Yes, there are different jobs within that team, but not separate teams.

  • Some people are working in a Messaging environment. They are interacting with customers through chat sessions and texting (SMS). 
  • Others are working in a Voice environment. They are communicating through OnScreen Voice (or video) or by dialed-in phone calls. 
  • A third group is focused on improving the efficiency of automated interactions, using Virtual Assistants to handle specific issues and needs.

But they’re all part of one Interaction Team, and every customer is served by this unified team. It doesn’t matter which “channel” a person chooses to contact you, each customer is managed by one team–even when it is necessary to create transitions in communication and collaboration modes within the span of a single interaction.

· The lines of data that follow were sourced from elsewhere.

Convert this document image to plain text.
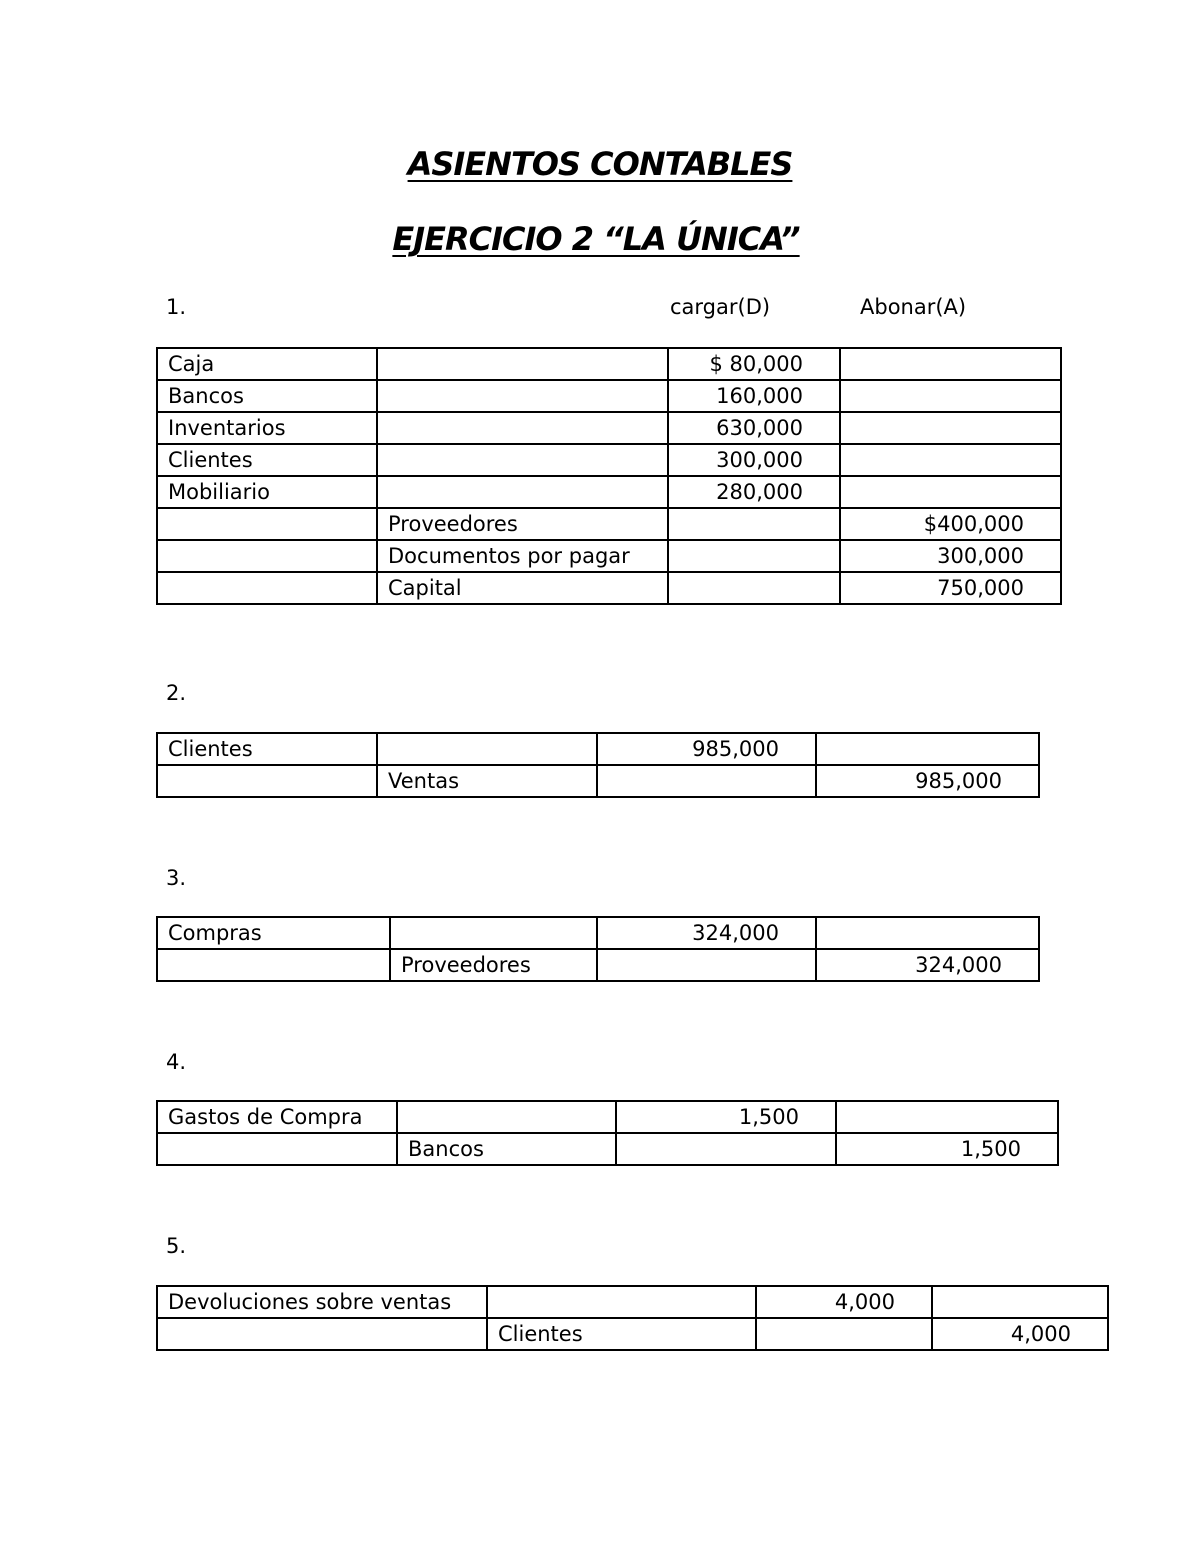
ASIENTOS CONTABLES
EJERCICIO 2 “LA ÚNICA”
1.	cargar(D)	Abonar(A)
Caja		$ 80,000	
Bancos		160,000	
Inventarios		630,000	
Clientes		300,000	
Mobiliario		280,000	
	Proveedores		$400,000
	Documentos por pagar		300,000
	Capital		750,000
2.
Clientes		985,000	
	Ventas		985,000
3.
Compras		324,000	
	Proveedores		324,000
4.
Gastos de Compra		1,500	
	Bancos		1,500
5.
Devoluciones sobre ventas		4,000	
	Clientes		4,000
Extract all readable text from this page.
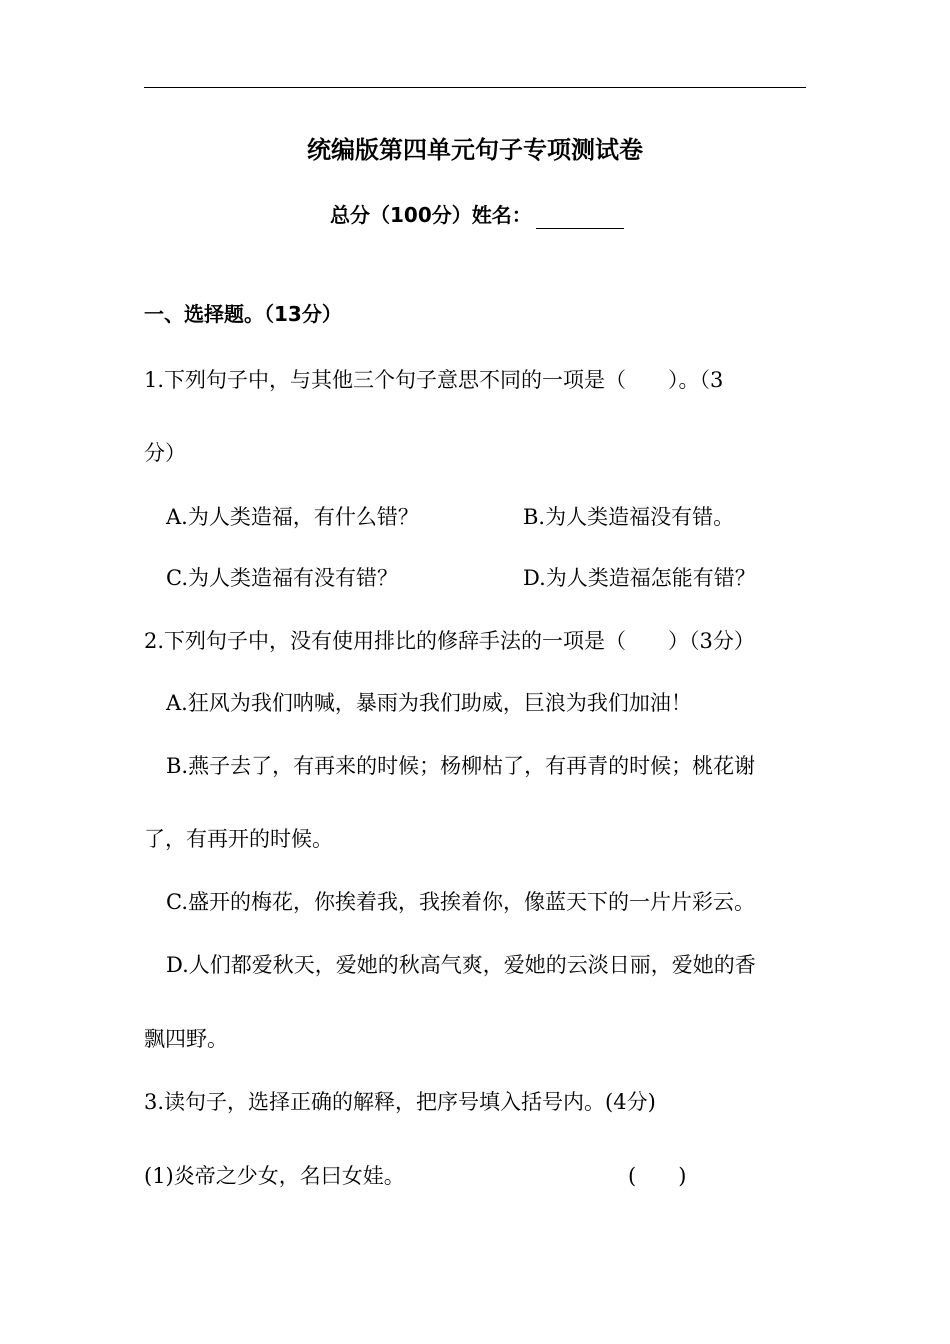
统编版第四单元句子专项测试卷
总分（100分）姓名：
一、选择题。（13分）
1.下列句子中，与其他三个句子意思不同的一项是（　　）。（3
分）
A.为人类造福，有什么错？	B.为人类造福没有错。
C.为人类造福有没有错？	D.为人类造福怎能有错？
2.下列句子中，没有使用排比的修辞手法的一项是（　　）（3分）
A.狂风为我们呐喊，暴雨为我们助威，巨浪为我们加油！
B.燕子去了，有再来的时候；杨柳枯了，有再青的时候；桃花谢
了，有再开的时候。
C.盛开的梅花，你挨着我，我挨着你，像蓝天下的一片片彩云。
D.人们都爱秋天，爱她的秋高气爽，爱她的云淡日丽，爱她的香
飘四野。
3.读句子，选择正确的解释，把序号填入括号内。(4分)
(1)炎帝之少女，名曰女娃。	(　　)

Ironically, the continued use of a separate call center model (or even the more evolved contact center model) is inadvertently impeding your company’s progress. A “call center” model costs more, and creates a sub-optimal experience–both for customers as well as your people.

There is mounting evidence that moving to an Interaction Team model produces positive results in a number of measurable categories:

  • Reduced unnecessary phone volume
  • Shorter handle time/interaction
  • Improved NPS/CSAT
  • Lower customer effort
  • Greater employee engagement/empowerment

Final Thought: If evolving your frontline (non-branch) operation into an Interaction Team model was very hard to do then deciding whether to move in that direction would be a tough call. But based on the experiences of those organizations that are already well along their way, the transition has been surprisingly easy.

UIM is a truly customer-centric way of interacting, but it is also the optimal company-centric strategy, since it produces the exact results that every leader is being held accountable for. That’s something worth thinking about.